Installing the Aarogya Setu app, tracing whether they come from containment zones or a complete ban altogether — residents’ welfare associations (RWAs) across the city have imposed various restrictions for domestic helps who started returning to work Monday.
A circular issued by the Delhi government said that services provided by self-employed persons, including domestic helps, are permitted Monday onwards.
For RWAs, the directive led to queries from society residents on whether they can call their domestic helps back to work.
“Domestic helps here do not come from one particular area, but from places that are around containment zones,” said Dr Naresh Chandra, the secretary of an RWA in East Delhi’s Vasundhara Enclave. “We don’t know who is the carrier and the infection can also spread through asymptomatic persons. So… we decided not to allow helps into the society for at least another week.”
Dr Chandra is also the joint secretary of a forum comprising around 47 residential societies in Vasundhara Enclave, out of which only one or two have allowed the entry of domestic helps, he said.
At South Delhi’s Geetanjali Enclave cooperative residential society, the Aarogya Setu mobile app is a must for domestic helps and drivers. Giriraj Khanna, vice-president of the society, said some of the workers don’t have smartphones. “We have allowed the entry of drivers and helps as required… There will be thermal scans and hand sanitisers at the gate.

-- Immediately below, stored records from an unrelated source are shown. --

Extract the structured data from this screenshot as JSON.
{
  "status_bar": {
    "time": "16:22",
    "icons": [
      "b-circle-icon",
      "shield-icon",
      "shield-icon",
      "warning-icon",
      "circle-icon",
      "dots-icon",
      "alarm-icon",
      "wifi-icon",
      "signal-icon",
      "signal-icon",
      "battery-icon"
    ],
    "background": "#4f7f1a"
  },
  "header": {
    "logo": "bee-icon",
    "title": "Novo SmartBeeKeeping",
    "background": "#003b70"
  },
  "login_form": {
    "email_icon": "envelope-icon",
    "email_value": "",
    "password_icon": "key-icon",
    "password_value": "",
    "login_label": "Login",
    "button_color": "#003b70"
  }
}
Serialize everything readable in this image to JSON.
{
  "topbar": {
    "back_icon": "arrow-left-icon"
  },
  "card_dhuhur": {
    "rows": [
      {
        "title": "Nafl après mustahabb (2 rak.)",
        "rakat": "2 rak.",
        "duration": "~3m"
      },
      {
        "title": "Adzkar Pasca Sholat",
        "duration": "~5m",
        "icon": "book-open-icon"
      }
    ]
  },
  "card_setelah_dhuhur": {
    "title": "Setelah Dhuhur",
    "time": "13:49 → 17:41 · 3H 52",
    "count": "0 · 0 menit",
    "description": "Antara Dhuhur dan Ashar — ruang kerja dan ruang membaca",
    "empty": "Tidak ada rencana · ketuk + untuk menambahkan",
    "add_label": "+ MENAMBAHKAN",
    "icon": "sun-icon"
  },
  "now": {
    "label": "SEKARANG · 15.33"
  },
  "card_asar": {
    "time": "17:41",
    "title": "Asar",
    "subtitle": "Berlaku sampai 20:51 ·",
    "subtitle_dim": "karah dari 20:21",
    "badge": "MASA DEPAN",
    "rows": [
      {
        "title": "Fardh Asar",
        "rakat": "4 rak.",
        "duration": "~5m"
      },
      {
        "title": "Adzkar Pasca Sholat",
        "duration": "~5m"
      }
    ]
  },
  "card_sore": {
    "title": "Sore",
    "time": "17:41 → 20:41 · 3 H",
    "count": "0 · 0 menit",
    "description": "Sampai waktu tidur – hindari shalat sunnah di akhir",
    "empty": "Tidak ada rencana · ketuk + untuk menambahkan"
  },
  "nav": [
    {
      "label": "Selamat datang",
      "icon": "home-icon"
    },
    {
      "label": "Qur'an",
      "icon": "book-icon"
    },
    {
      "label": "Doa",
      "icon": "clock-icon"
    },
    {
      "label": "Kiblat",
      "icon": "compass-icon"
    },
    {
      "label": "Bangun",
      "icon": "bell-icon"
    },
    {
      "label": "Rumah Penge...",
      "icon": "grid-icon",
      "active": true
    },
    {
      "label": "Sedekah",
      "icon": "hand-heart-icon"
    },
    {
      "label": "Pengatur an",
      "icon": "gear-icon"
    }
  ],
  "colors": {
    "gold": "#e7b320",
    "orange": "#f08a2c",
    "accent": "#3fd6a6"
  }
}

We have also asked them to install the Aarogya Setu app, so we will know if they are coming from near a containment zone,” Khanna said.
In Vasant Kunj, an affluent South Delhi neighbourhood, some RWAs have opened gates to house helps, while others have decided to hold back and “test the waters” for a few days.
Vernon D’Souza, president of an RWA in Vasant Kunj, said, “We are screening domestic helps and have told residents that it’s their responsibility to find out the areas they are coming from and that they are provided masks. We are providing them masks at the gates if residents do not have them… We have also asked residents who have three-four helps to keep just one.”
In Defence Colony, Major (retd) Ranjit Singh, the RWA president, said, “The RWAs can’t dictate anything… I have sent a circular to residents asking for details of the house helps, how the employer plans to check their temperature daily and if they will give masks and gloves to helps.”
Singh said he will go through each address, and, if the help comes from an area close to a containment zone, or areas such as Nizamuddin and Sangam Vihar, where cases have been reported from, they won’t be allowed to enter for a while.
Rajiv Kakria, RWA member of Greater Kailash-I, said residents have been told “better to wait 10 days before staff (cooks, helps) are allowed inside home”. He said the RWA is not stopping people from asking their helps to return, but “we have asked them to avoid it”.
The Sarvodaya Enclave RWA has sent an advisory saying “entry/exit of nursing staff, private security guards, helps, drivers, plumbers, electricians, carpenters shall only be allowed from May 5 from gate number 3 only”.
In East Delhi’s Krishna Nagar, B S Vohra, president of East Delhi Joint RWA Front, said, “We are entirely against this and have advised residents to refrain from asking helps to return for a few more days.”